Education is Not a Business—It’s a Public Service

At its core, a business exists to generate profit. It measures success in financial terms—growth, market dominance, shareholder returns. A school, on the other hand, exists to educate and develop young people. It is a public service, designed to prepare students for life, not maximise profit margins.

Yet, the introduction of CEOs in education has blurred this distinction. Schools now mimic corporate structures, with executive teams, branding strategies, and marketing departments. Instead of prioritising teaching and learning, school leaders are increasingly preoccupied with expansion, mergers, and performance metrics—all hallmarks of a business, but not of a functioning education system.

Delusions of Grandeur: The Problem with School CEOs

Many of today’s school CEOs do not have the experience or expertise to justify their titles. Running an individual school as a headteacher is one thing, but overseeing a multi-million-pound organisation spread across multiple sites? That’s an entirely different skill set. Yet, in many MATs, former headteachers with little to no corporate leadership experience are suddenly handed CEO titles and control over dozens of schools.

The result? A leadership vacuum filled with buzzwords, ego, and misguided policies.

  • School CEOs liken themselves to corporate bosses, but unlike actual business leaders, they do not face competition, market forces, or shareholder accountability.
  • Instead of innovating education, they roll out restrictive policies, prioritising conformity over creativity.
  • Rather than empowering schools, they impose rigid, centralised control, stripping individual headteachers of their autonomy.

And, of course, they command CEO-level salaries—often earning six-figure sums while schools under their leadership struggle to afford textbooks and basic resources.

The Business Model Doesn’t Work for Schools

The introduction of CEOs in education has encouraged an obsession with growth rather than quality. Just as businesses aim to expand, MATs have adopted the mindset that bigger is better—absorbing more and more schools into their chains, regardless of whether it benefits students.

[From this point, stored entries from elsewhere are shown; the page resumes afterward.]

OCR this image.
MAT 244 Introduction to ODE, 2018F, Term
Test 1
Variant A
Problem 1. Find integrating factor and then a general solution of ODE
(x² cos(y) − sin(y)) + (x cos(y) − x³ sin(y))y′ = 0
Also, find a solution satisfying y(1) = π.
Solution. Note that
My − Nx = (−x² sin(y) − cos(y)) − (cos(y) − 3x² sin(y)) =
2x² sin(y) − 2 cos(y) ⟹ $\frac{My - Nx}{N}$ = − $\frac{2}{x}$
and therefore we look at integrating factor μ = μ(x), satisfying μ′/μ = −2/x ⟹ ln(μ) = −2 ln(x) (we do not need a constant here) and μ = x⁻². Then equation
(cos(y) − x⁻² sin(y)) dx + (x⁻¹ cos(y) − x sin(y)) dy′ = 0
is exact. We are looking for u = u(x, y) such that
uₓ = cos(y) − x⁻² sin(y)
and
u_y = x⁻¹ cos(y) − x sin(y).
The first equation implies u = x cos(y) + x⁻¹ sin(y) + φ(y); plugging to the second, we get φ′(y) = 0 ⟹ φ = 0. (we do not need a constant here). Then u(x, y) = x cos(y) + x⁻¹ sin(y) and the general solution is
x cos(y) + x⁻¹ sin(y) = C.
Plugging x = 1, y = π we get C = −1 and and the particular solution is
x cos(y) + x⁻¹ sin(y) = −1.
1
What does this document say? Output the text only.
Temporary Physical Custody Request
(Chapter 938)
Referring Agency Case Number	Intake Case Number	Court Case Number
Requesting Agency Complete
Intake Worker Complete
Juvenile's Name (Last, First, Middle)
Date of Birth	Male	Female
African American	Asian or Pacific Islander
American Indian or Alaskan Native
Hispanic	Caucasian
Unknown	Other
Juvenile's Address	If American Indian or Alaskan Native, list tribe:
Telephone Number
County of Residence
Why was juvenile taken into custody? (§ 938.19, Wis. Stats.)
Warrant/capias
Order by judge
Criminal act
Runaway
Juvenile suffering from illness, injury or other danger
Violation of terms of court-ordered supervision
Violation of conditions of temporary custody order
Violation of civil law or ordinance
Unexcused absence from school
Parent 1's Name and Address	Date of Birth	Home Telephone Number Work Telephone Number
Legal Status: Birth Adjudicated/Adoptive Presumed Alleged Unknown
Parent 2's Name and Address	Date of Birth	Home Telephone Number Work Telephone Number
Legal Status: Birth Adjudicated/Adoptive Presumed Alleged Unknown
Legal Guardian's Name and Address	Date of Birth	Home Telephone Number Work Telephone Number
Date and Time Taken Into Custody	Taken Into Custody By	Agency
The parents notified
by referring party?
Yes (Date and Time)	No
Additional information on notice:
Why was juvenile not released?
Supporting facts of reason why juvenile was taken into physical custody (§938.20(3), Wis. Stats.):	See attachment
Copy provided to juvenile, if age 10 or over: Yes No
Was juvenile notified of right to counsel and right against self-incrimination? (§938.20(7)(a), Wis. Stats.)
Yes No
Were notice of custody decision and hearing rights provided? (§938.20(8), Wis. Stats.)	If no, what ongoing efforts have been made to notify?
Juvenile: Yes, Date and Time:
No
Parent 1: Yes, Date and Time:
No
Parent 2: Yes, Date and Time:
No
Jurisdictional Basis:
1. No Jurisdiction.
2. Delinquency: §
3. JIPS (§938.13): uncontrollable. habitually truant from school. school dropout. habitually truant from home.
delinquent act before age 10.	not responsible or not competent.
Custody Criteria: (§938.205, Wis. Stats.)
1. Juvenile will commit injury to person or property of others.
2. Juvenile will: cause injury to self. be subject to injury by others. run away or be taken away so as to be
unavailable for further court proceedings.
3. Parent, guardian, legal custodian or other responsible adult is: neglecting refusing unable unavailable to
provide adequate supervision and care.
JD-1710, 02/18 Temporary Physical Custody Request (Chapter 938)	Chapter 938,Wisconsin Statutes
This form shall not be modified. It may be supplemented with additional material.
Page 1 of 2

This model comes with serious flaws:

  1. Standardisation Over Local Needs
  • In business, standardisation helps efficiency. But in schools, it leads to a one-size-fits-all approach that ignores the unique needs of students and communities.
  • Schools that were once thriving under strong local leadership are now forced to adopt rigid, MAT-wide policies that make little sense in their specific contexts.
  1. Data Over People
  • Just like businesses obsess over financial reports, MATs fixate on exam results, attendance figures, and league tables—often at the expense of student wellbeing and teacher retention.
  • Instead of investing in high-quality teaching, schools are pressured to manipulate data to meet targets, much like companies “massage the numbers” to please investors.
  1. Profit-Driven Thinking Creeping In
  • While state schools do not (yet) operate for profit, the introduction of private sector language and leadership structures has encouraged cost-cutting over investment.
  • Schools are hiring fewer experienced teachers, reducing support staff, and cramming more students into classrooms—all to ensure “financial sustainability” rather than educational excellence.

What’s the Alternative?

Schools need strong leadership, but they do not need CEOs. The best school leaders are those who understand teaching and learning first, not business jargon and corporate strategy.

  • Headteachers—not CEOs—should be empowered to lead their schools without excessive interference from centralised trusts.
  • Education funding should be spent on students and staff, not inflated executive salaries.
  • Schools should focus on developing well-rounded individuals, not just hitting corporate-style performance targets.

The “run schools like a business” experiment has failed. It has not improved education, but it has created bloated bureaucracies, detached leadership, and a culture where financial management is prioritised over student success.

If we truly care about education, we need to go back to what schools were meant to be: places of learning, led by educators, for the benefit of students—not corporate-style institutions serving the ambitions of careerist CEOs.